Accepted Papers
ACM SIGPLAN 2012 Workshop on Partial Evaluation and Program Manipulation
The following papers (in no particular order) will be presented at the workshop.
Regular research papers:
- Naoki Kobayashi, Kazutaka Matsuda and Ayumi Shinohara. Functional Programs as Compressed Data
Abstract: We propose an application of programming language techniques to lossless data compression, where tree data are compressed as functional programs that generate them. The approach has several advantages. First, it follows from the standard argument of Kolmogorov complexity that the size of compressed data can be optimal up to an additive constant. Secondly, a compression algorithm is clean: it is just a sequence of beta-expansions for lambda-terms. Thirdly, one can use program verification and transformation techniques (higher-order model checking, in particular) to apply certain operations on data without decompression. In the paper, we present algorithms for data compression and manipulation based on the approach, and prove their correctness. We also report preliminary experiments on prototype data compression/transformation systems.

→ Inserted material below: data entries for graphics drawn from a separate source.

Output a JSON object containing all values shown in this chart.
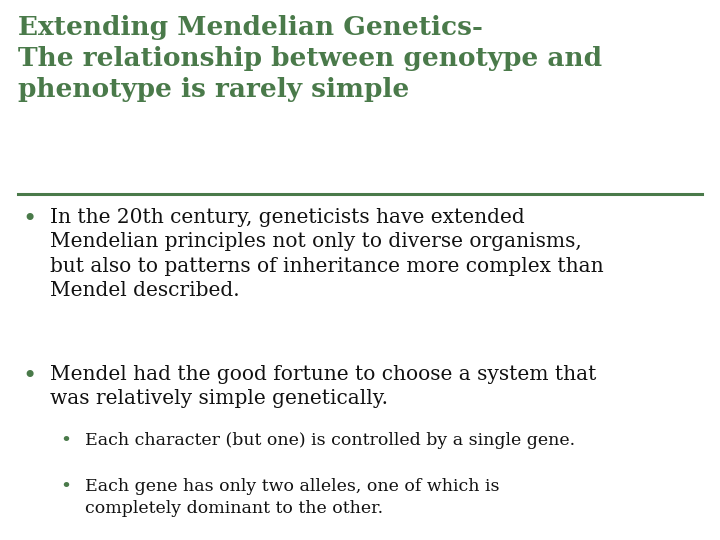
{
  "background_color": "#ffffff",
  "title_lines": [
    "Extending Mendelian Genetics-",
    "The relationship between genotype and",
    "phenotype is rarely simple"
  ],
  "title_color": "#4a7a4a",
  "title_fontsize": 19,
  "separator_color": "#4a7a4a",
  "separator_linewidth": 2.2,
  "body_color": "#111111",
  "bullet_color": "#4a7a4a",
  "bullet1_text": "In the 20th century, geneticists have extended\nMendelian principles not only to diverse organisms,\nbut also to patterns of inheritance more complex than\nMendel described.",
  "bullet2_text": "Mendel had the good fortune to choose a system that\nwas relatively simple genetically.",
  "sub_bullet1_text": "Each character (but one) is controlled by a single gene.",
  "sub_bullet2_text": "Each gene has only two alleles, one of which is\ncompletely dominant to the other.",
  "bullet_fontsize": 14.5,
  "sub_bullet_fontsize": 12.5,
  "bullet_symbol": "•"
}
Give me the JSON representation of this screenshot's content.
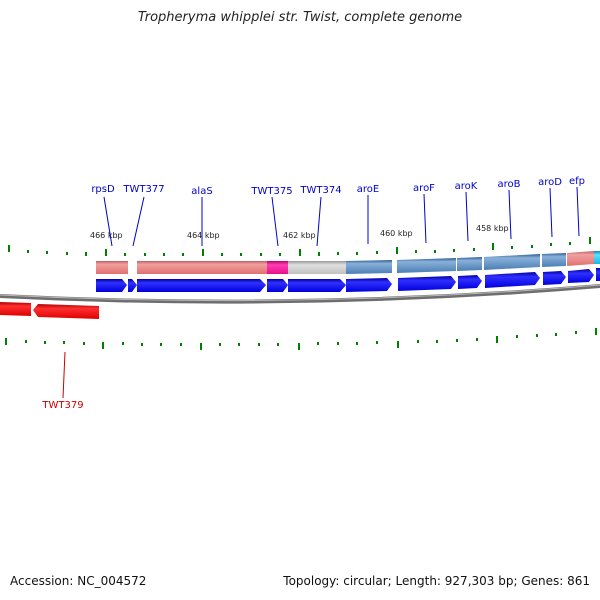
{
  "title": "Tropheryma whipplei str. Twist, complete genome",
  "footer": {
    "accession": "Accession: NC_004572",
    "summary": "Topology: circular; Length: 927,303 bp; Genes: 861"
  },
  "kbp_labels": [
    "466 kbp",
    "464 kbp",
    "462 kbp",
    "460 kbp",
    "458 kbp"
  ],
  "gene_labels": [
    {
      "name": "rpsD",
      "color": "#0000cc"
    },
    {
      "name": "TWT377",
      "color": "#0000cc"
    },
    {
      "name": "alaS",
      "color": "#0000cc"
    },
    {
      "name": "TWT375",
      "color": "#0000cc"
    },
    {
      "name": "TWT374",
      "color": "#0000cc"
    },
    {
      "name": "aroE",
      "color": "#0000cc"
    },
    {
      "name": "aroF",
      "color": "#0000cc"
    },
    {
      "name": "aroK",
      "color": "#0000cc"
    },
    {
      "name": "aroB",
      "color": "#0000cc"
    },
    {
      "name": "aroD",
      "color": "#0000cc"
    },
    {
      "name": "efp",
      "color": "#0000cc"
    },
    {
      "name": "TWT379",
      "color": "#cc0000"
    }
  ],
  "colors": {
    "forward_strand": "#0000ee",
    "reverse_strand": "#ee0000",
    "cog_salmon": "#e88080",
    "cog_magenta": "#e8108c",
    "cog_grey": "#c0c0c0",
    "cog_steelblue": "#4a7fb5",
    "cog_cyan": "#10b8e8",
    "tick_green": "#008000"
  }
}
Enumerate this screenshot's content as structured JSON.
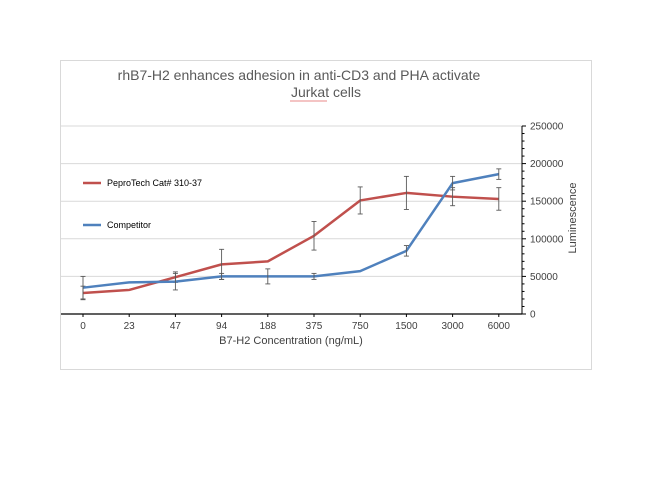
{
  "chart_data": {
    "type": "line",
    "title": [
      "rhB7-H2 enhances adhesion in anti-CD3 and PHA activate",
      "Jurkat cells"
    ],
    "xlabel": "B7-H2 Concentration (ng/mL)",
    "ylabel": "Luminescence",
    "categories": [
      "0",
      "23",
      "47",
      "94",
      "188",
      "375",
      "750",
      "1500",
      "3000",
      "6000"
    ],
    "y_ticks": [
      "0",
      "50000",
      "100000",
      "150000",
      "200000",
      "250000"
    ],
    "ylim": [
      0,
      250000
    ],
    "grid": true,
    "legend_position": "left",
    "series": [
      {
        "name": "PeproTech Cat# 310-37",
        "color": "#c0504d",
        "values": [
          28000,
          32000,
          49000,
          66000,
          70000,
          104000,
          151000,
          161000,
          156000,
          153000
        ],
        "errors": [
          9000,
          0,
          7000,
          20000,
          0,
          19000,
          18000,
          22000,
          12000,
          15000
        ]
      },
      {
        "name": "Competitor",
        "color": "#4f81bd",
        "values": [
          35000,
          42000,
          43000,
          50000,
          50000,
          50000,
          57000,
          84000,
          174000,
          186000
        ],
        "errors": [
          15000,
          0,
          11000,
          4000,
          10000,
          4000,
          0,
          7000,
          9000,
          7000
        ]
      }
    ]
  }
}
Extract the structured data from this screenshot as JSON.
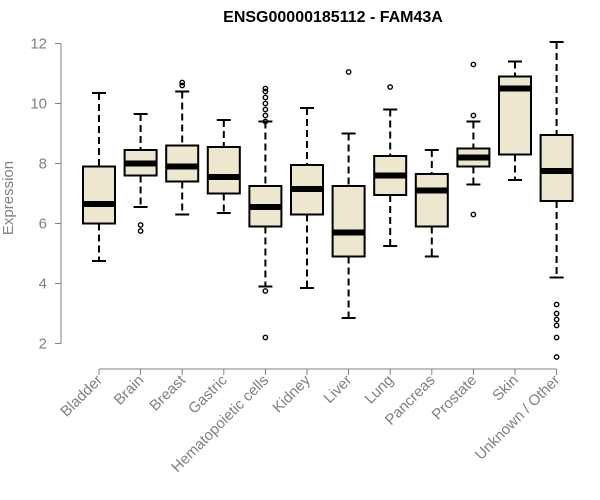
{
  "chart_data": {
    "type": "boxplot",
    "title": "ENSG00000185112 - FAM43A",
    "xlabel": "",
    "ylabel": "Expression",
    "ylim": [
      1.3,
      12.2
    ],
    "yticks": [
      2,
      4,
      6,
      8,
      10,
      12
    ],
    "categories": [
      "Bladder",
      "Brain",
      "Breast",
      "Gastric",
      "Hematopoietic cells",
      "Kidney",
      "Liver",
      "Lung",
      "Pancreas",
      "Prostate",
      "Skin",
      "Unknown / Other"
    ],
    "box_fill": "#ede7cf",
    "series": [
      {
        "name": "Bladder",
        "whisker_low": 4.75,
        "q1": 6.0,
        "median": 6.65,
        "q3": 7.9,
        "whisker_high": 10.35,
        "outliers": []
      },
      {
        "name": "Brain",
        "whisker_low": 6.55,
        "q1": 7.6,
        "median": 8.0,
        "q3": 8.45,
        "whisker_high": 9.65,
        "outliers": [
          5.95,
          5.75
        ]
      },
      {
        "name": "Breast",
        "whisker_low": 6.3,
        "q1": 7.4,
        "median": 7.9,
        "q3": 8.6,
        "whisker_high": 10.4,
        "outliers": [
          10.6,
          10.7
        ]
      },
      {
        "name": "Gastric",
        "whisker_low": 6.35,
        "q1": 7.0,
        "median": 7.55,
        "q3": 8.55,
        "whisker_high": 9.45,
        "outliers": []
      },
      {
        "name": "Hematopoietic cells",
        "whisker_low": 3.9,
        "q1": 5.9,
        "median": 6.55,
        "q3": 7.25,
        "whisker_high": 9.4,
        "outliers": [
          10.5,
          10.4,
          10.2,
          10.0,
          9.8,
          9.6,
          9.4,
          3.75,
          2.2
        ]
      },
      {
        "name": "Kidney",
        "whisker_low": 3.85,
        "q1": 6.3,
        "median": 7.15,
        "q3": 7.95,
        "whisker_high": 9.85,
        "outliers": []
      },
      {
        "name": "Liver",
        "whisker_low": 2.85,
        "q1": 4.9,
        "median": 5.7,
        "q3": 7.25,
        "whisker_high": 9.0,
        "outliers": [
          11.05
        ]
      },
      {
        "name": "Lung",
        "whisker_low": 5.25,
        "q1": 6.95,
        "median": 7.6,
        "q3": 8.25,
        "whisker_high": 9.8,
        "outliers": [
          10.55
        ]
      },
      {
        "name": "Pancreas",
        "whisker_low": 4.9,
        "q1": 5.9,
        "median": 7.1,
        "q3": 7.65,
        "whisker_high": 8.45,
        "outliers": []
      },
      {
        "name": "Prostate",
        "whisker_low": 7.3,
        "q1": 7.9,
        "median": 8.2,
        "q3": 8.5,
        "whisker_high": 9.4,
        "outliers": [
          11.3,
          9.6,
          6.3
        ]
      },
      {
        "name": "Skin",
        "whisker_low": 7.45,
        "q1": 8.3,
        "median": 10.5,
        "q3": 10.9,
        "whisker_high": 11.4,
        "outliers": []
      },
      {
        "name": "Unknown / Other",
        "whisker_low": 4.2,
        "q1": 6.75,
        "median": 7.75,
        "q3": 8.95,
        "whisker_high": 12.05,
        "outliers": [
          3.3,
          3.0,
          2.8,
          2.6,
          2.2,
          1.55
        ]
      }
    ]
  }
}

- Kazutaka Matsuda, Kazuhiro Inaba and Keisuke Nakano. Polynomial-Time Inverse Computation for Accumulative Functions with Multiple Data Traversals
Abstract: Inverse computation has many applications such as implementation of serialization/deserialization, providing support for undo, and test-case generation for software testing. In this paper, we propose an inverse computation method that always terminates for a class of functions known as parameter-linear macro tree transducers, which involves multiple data traversals and the use of accumulations. The key to our method is the observation that a function in the class can be seen as a non-accumulating context-generating transformation without multiple data traversals. We demonstrate that this observation makes it easy to achieve terminating inverse computation for the class by context-wise memoization of inverse computation results. We also show that, when we use a tree automaton to express the inverse computation result, our inverse computation runs in time polynomial to the size of an original output and the textual program size.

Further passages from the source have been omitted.